The numbers for excess deaths are for Lancet 2 and the IFHS are closer to each other, which suggests that some of the difference in violent death rates could be deaths being misclassified (either as violent by Lancet 2, or non-violent by IFHS). Since the Lancet usually checked death certificates, it seems that they would be less likely to misclassify deaths.
Notes: I did the calculations a little differently from Wimberly. He used the published totals on a given date from the IBC to scale the figures — I used the actual total number of deaths in the current IBC data base for a given time period. For example, the ILCS covered the first 13 months, so it is scaled by (IBC current total)/(IBC total for first 13 months). In addition, I only used IBC scaling for violent deaths. For excess non-violent deaths I assumed that the death rate was constant.

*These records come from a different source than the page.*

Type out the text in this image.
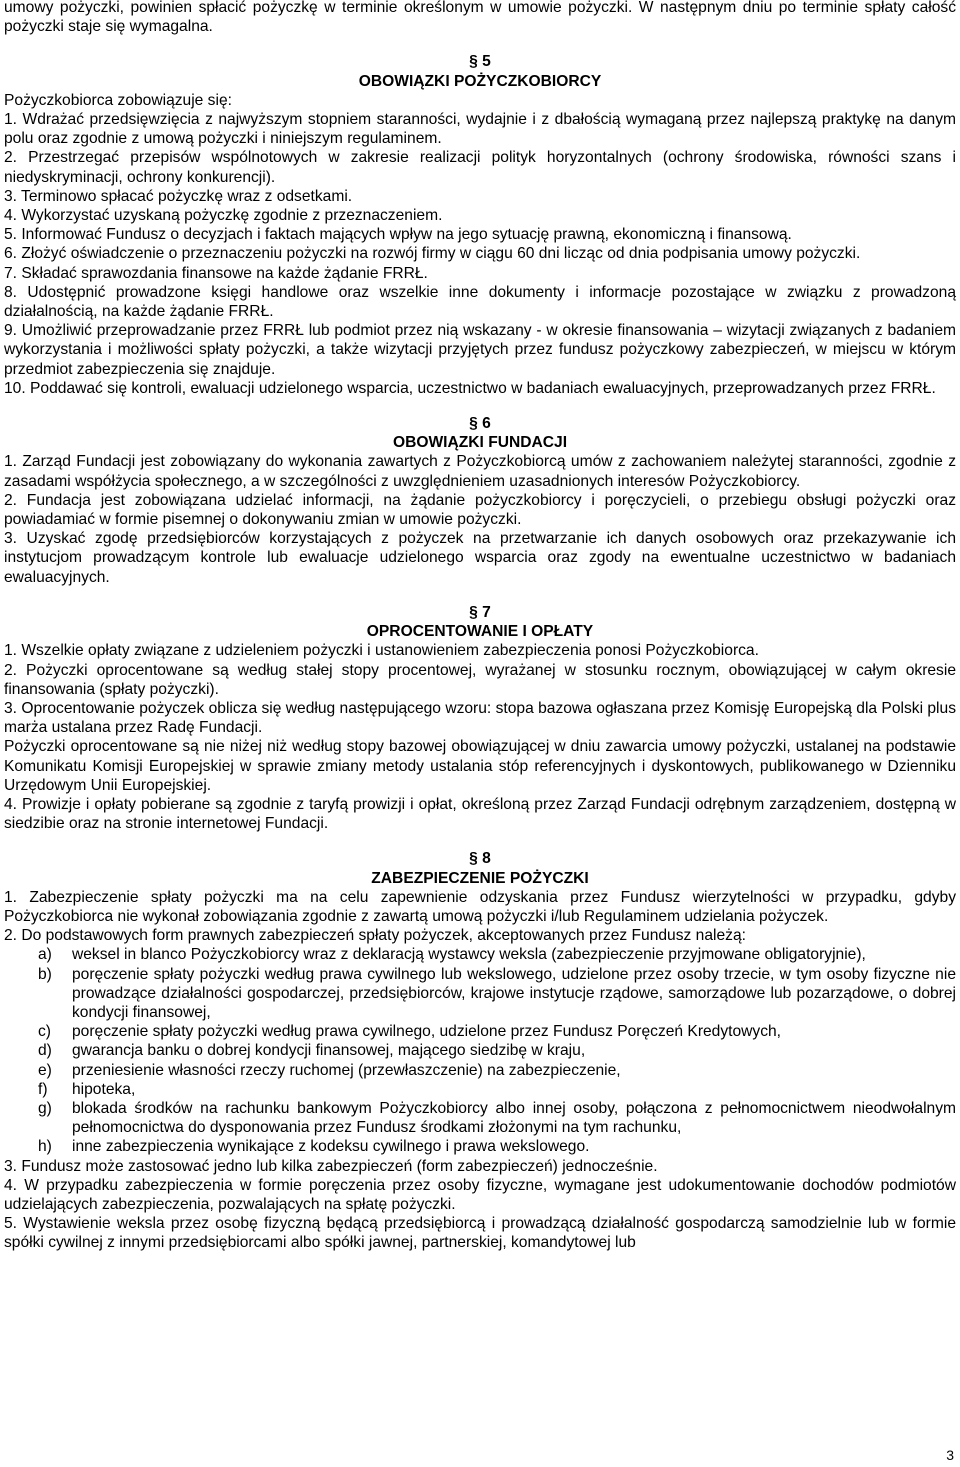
umowy pożyczki, powinien spłacić pożyczkę w terminie określonym w umowie pożyczki. W następnym dniu po terminie spłaty całość pożyczki staje się wymagalna.

§ 5
OBOWIĄZKI POŻYCZKOBIORCY

Pożyczkobiorca zobowiązuje się:

1. Wdrażać przedsięwzięcia z najwyższym stopniem staranności, wydajnie i z dbałością wymaganą przez najlepszą praktykę na danym polu oraz zgodnie z umową pożyczki i niniejszym regulaminem.

2. Przestrzegać przepisów wspólnotowych w zakresie realizacji polityk horyzontalnych (ochrony środowiska, równości szans i niedyskryminacji, ochrony konkurencji).

3. Terminowo spłacać pożyczkę wraz z odsetkami.

4. Wykorzystać uzyskaną pożyczkę zgodnie z przeznaczeniem.

5. Informować Fundusz o decyzjach i faktach mających wpływ na jego sytuację prawną, ekonomiczną i finansową.

6. Złożyć oświadczenie o przeznaczeniu pożyczki na rozwój firmy w ciągu 60 dni licząc od dnia podpisania umowy pożyczki.

7. Składać sprawozdania finansowe na każde żądanie FRRŁ.

8. Udostępnić prowadzone księgi handlowe oraz wszelkie inne dokumenty i informacje pozostające w związku z prowadzoną działalnością, na każde żądanie FRRŁ.

9. Umożliwić przeprowadzanie przez FRRŁ lub podmiot przez nią wskazany - w okresie finansowania – wizytacji związanych z badaniem wykorzystania i możliwości spłaty pożyczki, a także wizytacji przyjętych przez fundusz pożyczkowy zabezpieczeń, w miejscu w którym przedmiot zabezpieczenia się znajduje.

10. Poddawać się kontroli, ewaluacji udzielonego wsparcia, uczestnictwo w badaniach ewaluacyjnych, przeprowadzanych przez FRRŁ.

§ 6
OBOWIĄZKI FUNDACJI

1. Zarząd Fundacji jest zobowiązany do wykonania zawartych z Pożyczkobiorcą umów z zachowaniem należytej staranności, zgodnie z zasadami współżycia społecznego, a w szczególności z uwzględnieniem uzasadnionych interesów Pożyczkobiorcy.

2. Fundacja jest zobowiązana udzielać informacji, na żądanie pożyczkobiorcy i poręczycieli, o przebiegu obsługi pożyczki oraz powiadamiać w formie pisemnej o dokonywaniu zmian w umowie pożyczki.

3. Uzyskać zgodę przedsiębiorców korzystających z pożyczek na przetwarzanie ich danych osobowych oraz przekazywanie ich instytucjom prowadzącym kontrole lub ewaluacje udzielonego wsparcia oraz zgody na ewentualne uczestnictwo w badaniach ewaluacyjnych.

§ 7
OPROCENTOWANIE I OPŁATY

1. Wszelkie opłaty związane z udzieleniem pożyczki i ustanowieniem zabezpieczenia ponosi Pożyczkobiorca.

2. Pożyczki oprocentowane są według stałej stopy procentowej, wyrażanej w stosunku rocznym, obowiązującej w całym okresie finansowania (spłaty pożyczki).

3. Oprocentowanie pożyczek oblicza się według następującego wzoru: stopa bazowa ogłaszana przez Komisję Europejską dla Polski plus marża ustalana przez Radę Fundacji.

Pożyczki oprocentowane są nie niżej niż według stopy bazowej obowiązującej w dniu zawarcia umowy pożyczki, ustalanej na podstawie Komunikatu Komisji Europejskiej w sprawie zmiany metody ustalania stóp referencyjnych i dyskontowych, publikowanego w Dzienniku Urzędowym Unii Europejskiej.

4. Prowizje i opłaty pobierane są zgodnie z taryfą prowizji i opłat, określoną przez Zarząd Fundacji odrębnym zarządzeniem, dostępną w siedzibie oraz na stronie internetowej Fundacji.

§ 8
ZABEZPIECZENIE POŻYCZKI

1. Zabezpieczenie spłaty pożyczki ma na celu zapewnienie odzyskania przez Fundusz wierzytelności w przypadku, gdyby Pożyczkobiorca nie wykonał zobowiązania zgodnie z zawartą umową pożyczki i/lub Regulaminem udzielania pożyczek.

2. Do podstawowych form prawnych zabezpieczeń spłaty pożyczek, akceptowanych przez Fundusz należą:

a)	weksel in blanco Pożyczkobiorcy wraz z deklaracją wystawcy weksla (zabezpieczenie przyjmowane obligatoryjnie),
b)	poręczenie spłaty pożyczki według prawa cywilnego lub wekslowego, udzielone przez osoby trzecie, w tym osoby fizyczne nie prowadzące działalności gospodarczej, przedsiębiorców, krajowe instytucje rządowe, samorządowe lub pozarządowe, o dobrej kondycji finansowej,
c)	poręczenie spłaty pożyczki według prawa cywilnego, udzielone przez Fundusz Poręczeń Kredytowych,
d)	gwarancja banku o dobrej kondycji finansowej, mającego siedzibę w kraju,
e)	przeniesienie własności rzeczy ruchomej (przewłaszczenie) na zabezpieczenie,
f)	hipoteka,
g)	blokada środków na rachunku bankowym Pożyczkobiorcy albo innej osoby, połączona z pełnomocnictwem nieodwołalnym pełnomocnictwa do dysponowania przez Fundusz środkami złożonymi na tym rachunku,
h)	inne zabezpieczenia wynikające z kodeksu cywilnego i prawa wekslowego.

3. Fundusz może zastosować jedno lub kilka zabezpieczeń (form zabezpieczeń) jednocześnie.

4. W przypadku zabezpieczenia w formie poręczenia przez osoby fizyczne, wymagane jest udokumentowanie dochodów podmiotów udzielających zabezpieczenia, pozwalających na spłatę pożyczki.

5. Wystawienie weksla przez osobę fizyczną będącą przedsiębiorcą i prowadzącą działalność gospodarczą samodzielnie lub w formie spółki cywilnej z innymi przedsiębiorcami albo spółki jawnej, partnerskiej, komandytowej lub

3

The IFHS did not publish an estimate for excess deaths, so I computed it from the rates in the paper. The IFHS FAQ states:
Further analysis would be needed to calculate an estimate of the number of such deaths and to assess how large the mortality increase due to non-violent causes is, after taking into account that reporting of deaths longer ago is less complete.
Taking this factor into account would reduce the IFHS excess deaths estimate in the table above.